TEMUCO, Chili — Le pape François a dénoncé mercredi le recours à la violence à des fins politiques, quand il a visité une région du Chili qui se trouve au coeur de conflits avec les autochtones depuis des siècles.

L’incendie criminel de plusieurs églises dans la région est attribué à des militants Mapuche radicaux qui veulent se faire entendre.

Quelques heures après qu’une autre église et trois hélicoptères eurent été détruits par le feu, le pape a célébré une messe sur le site d’une ancienne base militaire qui se trouve non seulement sur des terres réclamées par les Mapuche, mais qui a aussi servi de prison à l’époque de la dictature militaire.

Priant en silence avec quelque 150 000 personnes, le pape a déclaré que les champs verdoyants et les sommets enneigés du sud de l’Araucania sont aussi bien bénis par Dieu que maudits par les hommes puisqu’ils ont été le théâtre de «graves violations des droits de la personne» pendant la dictature de 1973-1990.

Il a consacré la messe à ceux qui ont souffert et qui sont morts, «et à ceux qui portent chaque jour le fardeau de ces injustices».

Le pape a aussi évoqué les plus récentes violences dans l’Araucania, le centre des terres Mapuche et une des régions les plus pauvres du Chili. Les 11 attaques qui ont endommagé, et parfois détruit, les églises n’ont pas été revendiquées. La destruction des trois hélicoptères dans l’Araucania et une région voisine au cours des dernières heures ne l’a pas été non plus.

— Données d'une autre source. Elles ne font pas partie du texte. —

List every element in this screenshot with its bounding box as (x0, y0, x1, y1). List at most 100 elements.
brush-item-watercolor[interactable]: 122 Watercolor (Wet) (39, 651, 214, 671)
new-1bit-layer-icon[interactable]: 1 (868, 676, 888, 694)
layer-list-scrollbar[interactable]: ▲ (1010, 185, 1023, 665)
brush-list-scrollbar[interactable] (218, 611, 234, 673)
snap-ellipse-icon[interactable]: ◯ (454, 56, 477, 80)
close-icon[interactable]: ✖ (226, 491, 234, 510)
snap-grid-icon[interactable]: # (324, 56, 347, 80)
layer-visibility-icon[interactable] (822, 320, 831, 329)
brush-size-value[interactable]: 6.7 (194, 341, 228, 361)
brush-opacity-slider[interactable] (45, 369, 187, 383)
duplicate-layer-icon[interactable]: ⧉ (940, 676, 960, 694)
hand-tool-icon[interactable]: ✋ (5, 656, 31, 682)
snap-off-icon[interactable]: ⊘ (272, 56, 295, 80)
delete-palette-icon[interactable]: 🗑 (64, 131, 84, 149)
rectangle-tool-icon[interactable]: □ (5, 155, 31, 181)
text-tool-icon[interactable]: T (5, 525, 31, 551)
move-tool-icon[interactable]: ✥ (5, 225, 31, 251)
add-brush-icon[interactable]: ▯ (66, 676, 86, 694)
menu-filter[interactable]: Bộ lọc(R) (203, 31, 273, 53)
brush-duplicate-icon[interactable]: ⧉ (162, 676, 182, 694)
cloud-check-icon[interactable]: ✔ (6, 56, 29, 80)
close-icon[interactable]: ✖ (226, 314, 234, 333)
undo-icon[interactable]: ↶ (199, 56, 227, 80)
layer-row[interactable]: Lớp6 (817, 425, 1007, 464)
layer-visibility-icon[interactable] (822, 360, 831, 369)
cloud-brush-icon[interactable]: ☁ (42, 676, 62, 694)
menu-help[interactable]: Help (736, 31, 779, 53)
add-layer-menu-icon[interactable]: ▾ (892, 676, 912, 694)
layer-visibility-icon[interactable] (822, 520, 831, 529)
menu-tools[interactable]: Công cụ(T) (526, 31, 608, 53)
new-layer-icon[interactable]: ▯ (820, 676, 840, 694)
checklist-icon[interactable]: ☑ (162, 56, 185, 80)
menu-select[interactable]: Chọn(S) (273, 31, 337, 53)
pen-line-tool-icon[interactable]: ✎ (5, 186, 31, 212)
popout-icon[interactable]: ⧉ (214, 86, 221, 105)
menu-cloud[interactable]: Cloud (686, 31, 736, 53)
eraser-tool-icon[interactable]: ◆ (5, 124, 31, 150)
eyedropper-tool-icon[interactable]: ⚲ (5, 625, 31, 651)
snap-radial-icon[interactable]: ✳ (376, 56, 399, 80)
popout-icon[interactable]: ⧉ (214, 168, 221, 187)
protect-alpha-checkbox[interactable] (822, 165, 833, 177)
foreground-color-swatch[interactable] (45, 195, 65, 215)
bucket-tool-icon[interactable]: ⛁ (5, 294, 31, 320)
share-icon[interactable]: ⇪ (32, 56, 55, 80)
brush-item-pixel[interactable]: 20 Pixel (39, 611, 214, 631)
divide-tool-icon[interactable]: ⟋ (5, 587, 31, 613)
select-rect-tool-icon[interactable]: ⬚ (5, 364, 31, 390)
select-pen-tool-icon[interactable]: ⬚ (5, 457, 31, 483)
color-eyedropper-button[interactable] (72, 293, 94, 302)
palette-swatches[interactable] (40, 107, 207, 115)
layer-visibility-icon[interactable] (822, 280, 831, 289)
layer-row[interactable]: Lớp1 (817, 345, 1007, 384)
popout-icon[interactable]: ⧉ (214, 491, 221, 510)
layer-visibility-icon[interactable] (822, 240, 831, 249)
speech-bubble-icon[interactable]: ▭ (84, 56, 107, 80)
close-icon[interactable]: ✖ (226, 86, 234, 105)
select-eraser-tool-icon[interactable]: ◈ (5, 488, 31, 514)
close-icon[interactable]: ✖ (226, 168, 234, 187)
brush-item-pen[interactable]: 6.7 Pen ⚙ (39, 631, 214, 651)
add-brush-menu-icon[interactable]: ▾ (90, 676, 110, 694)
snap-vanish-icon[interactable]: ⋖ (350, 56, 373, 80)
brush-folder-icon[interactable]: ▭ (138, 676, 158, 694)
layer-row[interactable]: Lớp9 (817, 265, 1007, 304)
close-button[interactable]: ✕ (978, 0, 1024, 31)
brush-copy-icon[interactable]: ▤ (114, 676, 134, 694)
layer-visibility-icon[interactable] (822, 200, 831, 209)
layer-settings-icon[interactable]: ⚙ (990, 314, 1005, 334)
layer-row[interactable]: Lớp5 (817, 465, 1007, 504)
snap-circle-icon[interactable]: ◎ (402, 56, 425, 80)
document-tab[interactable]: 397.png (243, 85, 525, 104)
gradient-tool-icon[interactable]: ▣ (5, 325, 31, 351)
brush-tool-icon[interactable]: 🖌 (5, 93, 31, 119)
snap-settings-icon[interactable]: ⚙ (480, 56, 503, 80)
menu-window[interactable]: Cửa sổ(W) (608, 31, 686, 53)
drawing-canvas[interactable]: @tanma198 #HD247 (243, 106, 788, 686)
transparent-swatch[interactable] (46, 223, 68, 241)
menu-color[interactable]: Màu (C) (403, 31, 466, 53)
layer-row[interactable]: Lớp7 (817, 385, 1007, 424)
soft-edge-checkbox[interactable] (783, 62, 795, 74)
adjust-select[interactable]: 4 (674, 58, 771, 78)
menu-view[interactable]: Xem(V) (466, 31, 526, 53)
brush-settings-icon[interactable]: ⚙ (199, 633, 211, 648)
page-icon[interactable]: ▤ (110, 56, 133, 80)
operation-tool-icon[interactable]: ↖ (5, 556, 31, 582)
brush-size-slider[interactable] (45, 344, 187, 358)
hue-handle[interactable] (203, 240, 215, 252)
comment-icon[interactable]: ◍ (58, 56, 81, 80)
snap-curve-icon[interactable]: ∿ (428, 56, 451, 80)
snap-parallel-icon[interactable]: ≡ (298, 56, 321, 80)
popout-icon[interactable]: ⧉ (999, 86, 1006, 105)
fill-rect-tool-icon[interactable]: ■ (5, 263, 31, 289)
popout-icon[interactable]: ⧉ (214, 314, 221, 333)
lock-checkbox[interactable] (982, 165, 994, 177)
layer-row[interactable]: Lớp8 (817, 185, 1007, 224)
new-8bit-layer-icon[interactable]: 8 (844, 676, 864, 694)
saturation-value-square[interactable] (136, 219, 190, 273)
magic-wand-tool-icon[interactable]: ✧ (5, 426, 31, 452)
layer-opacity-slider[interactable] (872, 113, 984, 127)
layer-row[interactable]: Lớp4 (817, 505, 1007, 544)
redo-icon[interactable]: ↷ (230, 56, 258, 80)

Le procureur Enrique Vasquez a révélé à la presse locale, mercredi, que la police a trouvé des pamphlets réclamant la libération de prisonniers Mapuche sur le site d’une église et des hélicoptères incendiés.

Le pape d’origine argentine ne s’est pas gêné pour apostropher ceux qui utilisent la violence.

«On ne peut pas s’affirmer en détruisant les autres, puisque cela mène seulement à encore plus de violence et de division, a-t-il dit lors de son homélie. La violence engendre la violence, la destruction augmente la fragmentation et la séparation. La violence transforme éventuellement en mensonge la cause la plus juste.»

Il a aussi demandé au gouvernement de ne pas seulement négocier des ententes «élégantes» avec les autochtones, mais d’aussi les mettre en vigueur.